You can get the Hozan tool for $145 from some place back east. Also shows up on fleabay around $50-75. I've got a brand-new unused one if anyone offers $100+shipping.
I've cut several thousand spokes on one back when I was a student building wheels for the university team. It does work well if you leave 2-3 of the existing threads as a guide when cutting down spokes. With bare spokes, you'll want to bevel the ends by about 1mm to help the rollers work up gradually. Otherwise, you may roll a ring that connects with itself. You're trading muscle and time for low-cost and you can do a set of spokes for 2-wheels in about 30-40 minutes.

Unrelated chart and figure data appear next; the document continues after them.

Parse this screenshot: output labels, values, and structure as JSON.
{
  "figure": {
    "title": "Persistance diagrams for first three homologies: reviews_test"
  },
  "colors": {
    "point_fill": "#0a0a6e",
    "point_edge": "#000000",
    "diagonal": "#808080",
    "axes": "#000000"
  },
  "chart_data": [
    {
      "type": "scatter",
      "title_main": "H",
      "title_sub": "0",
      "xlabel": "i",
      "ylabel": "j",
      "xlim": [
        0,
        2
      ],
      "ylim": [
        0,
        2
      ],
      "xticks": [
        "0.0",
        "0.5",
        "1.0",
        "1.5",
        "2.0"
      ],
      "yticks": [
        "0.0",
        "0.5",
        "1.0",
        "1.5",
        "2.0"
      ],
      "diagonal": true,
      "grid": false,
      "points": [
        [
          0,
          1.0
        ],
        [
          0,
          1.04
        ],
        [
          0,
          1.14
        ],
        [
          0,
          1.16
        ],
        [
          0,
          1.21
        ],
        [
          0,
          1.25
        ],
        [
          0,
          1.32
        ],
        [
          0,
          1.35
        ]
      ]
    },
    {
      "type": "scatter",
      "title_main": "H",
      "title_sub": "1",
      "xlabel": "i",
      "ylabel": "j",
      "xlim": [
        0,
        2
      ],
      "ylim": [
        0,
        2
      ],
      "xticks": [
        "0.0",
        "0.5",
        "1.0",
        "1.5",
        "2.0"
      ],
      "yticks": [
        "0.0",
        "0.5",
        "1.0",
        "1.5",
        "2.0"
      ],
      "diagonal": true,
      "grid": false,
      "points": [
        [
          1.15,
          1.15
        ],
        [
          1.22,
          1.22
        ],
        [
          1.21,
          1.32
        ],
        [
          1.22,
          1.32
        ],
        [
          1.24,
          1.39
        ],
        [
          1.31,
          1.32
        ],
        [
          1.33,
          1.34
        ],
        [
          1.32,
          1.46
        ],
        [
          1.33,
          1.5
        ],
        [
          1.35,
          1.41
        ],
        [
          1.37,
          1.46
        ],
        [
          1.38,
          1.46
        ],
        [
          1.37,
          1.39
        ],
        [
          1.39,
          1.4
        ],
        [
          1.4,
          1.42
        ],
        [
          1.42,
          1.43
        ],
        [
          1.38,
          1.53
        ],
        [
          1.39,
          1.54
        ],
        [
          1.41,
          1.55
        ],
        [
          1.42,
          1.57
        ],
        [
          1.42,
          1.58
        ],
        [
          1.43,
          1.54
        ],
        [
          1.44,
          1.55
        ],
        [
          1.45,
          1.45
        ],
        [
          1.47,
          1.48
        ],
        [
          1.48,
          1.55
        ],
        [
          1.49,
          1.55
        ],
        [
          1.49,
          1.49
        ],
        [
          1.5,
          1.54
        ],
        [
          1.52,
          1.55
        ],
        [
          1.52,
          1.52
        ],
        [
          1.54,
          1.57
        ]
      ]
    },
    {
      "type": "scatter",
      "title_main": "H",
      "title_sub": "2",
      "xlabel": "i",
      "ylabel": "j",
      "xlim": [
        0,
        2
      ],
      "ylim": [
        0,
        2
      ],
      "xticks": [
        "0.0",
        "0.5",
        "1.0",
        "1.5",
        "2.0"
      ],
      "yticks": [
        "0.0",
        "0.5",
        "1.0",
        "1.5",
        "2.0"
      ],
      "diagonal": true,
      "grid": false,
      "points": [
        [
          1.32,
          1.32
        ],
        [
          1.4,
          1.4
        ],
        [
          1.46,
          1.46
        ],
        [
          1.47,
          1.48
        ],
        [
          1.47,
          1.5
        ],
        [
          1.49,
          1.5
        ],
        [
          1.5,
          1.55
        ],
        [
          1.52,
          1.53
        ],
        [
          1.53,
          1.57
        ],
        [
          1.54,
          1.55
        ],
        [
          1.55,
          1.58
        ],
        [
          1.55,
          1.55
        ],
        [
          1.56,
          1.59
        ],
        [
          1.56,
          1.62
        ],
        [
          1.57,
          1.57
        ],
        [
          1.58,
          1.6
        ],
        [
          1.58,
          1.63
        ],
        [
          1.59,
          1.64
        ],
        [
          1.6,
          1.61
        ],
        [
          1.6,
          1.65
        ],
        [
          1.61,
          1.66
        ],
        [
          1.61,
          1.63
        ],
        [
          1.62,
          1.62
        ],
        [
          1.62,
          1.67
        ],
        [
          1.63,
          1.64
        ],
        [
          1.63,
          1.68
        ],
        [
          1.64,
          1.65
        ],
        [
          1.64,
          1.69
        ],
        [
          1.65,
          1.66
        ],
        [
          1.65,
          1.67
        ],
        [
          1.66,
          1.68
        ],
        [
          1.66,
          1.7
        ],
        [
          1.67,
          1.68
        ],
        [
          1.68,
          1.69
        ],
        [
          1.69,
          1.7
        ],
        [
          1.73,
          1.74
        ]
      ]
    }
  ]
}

We had a Phil tool at local wheel-building shop where I helped out occasionally. That tool is very powerful! However, it doesn't care about existing threads and will start its own threads when and where it wants. Looking closely with a magnifying glass, sometimes you can see existing threads split in half by the Phil tool at the ends before it re-forms them to new full-threads. So it's best to feed the Phil tool bare spokes. Can do spokes for 2-wheels in about 10-15 minutes.
In the OP's case, if it's just 2mm, I'd just trim the ends off on a grinder and slightly bevel the ends so there's no fragments. Much easier than re-treading with any tool.
BTW, there's a cutting die, such as with a tap & die set. And there's also rolling dies, used to roll threads.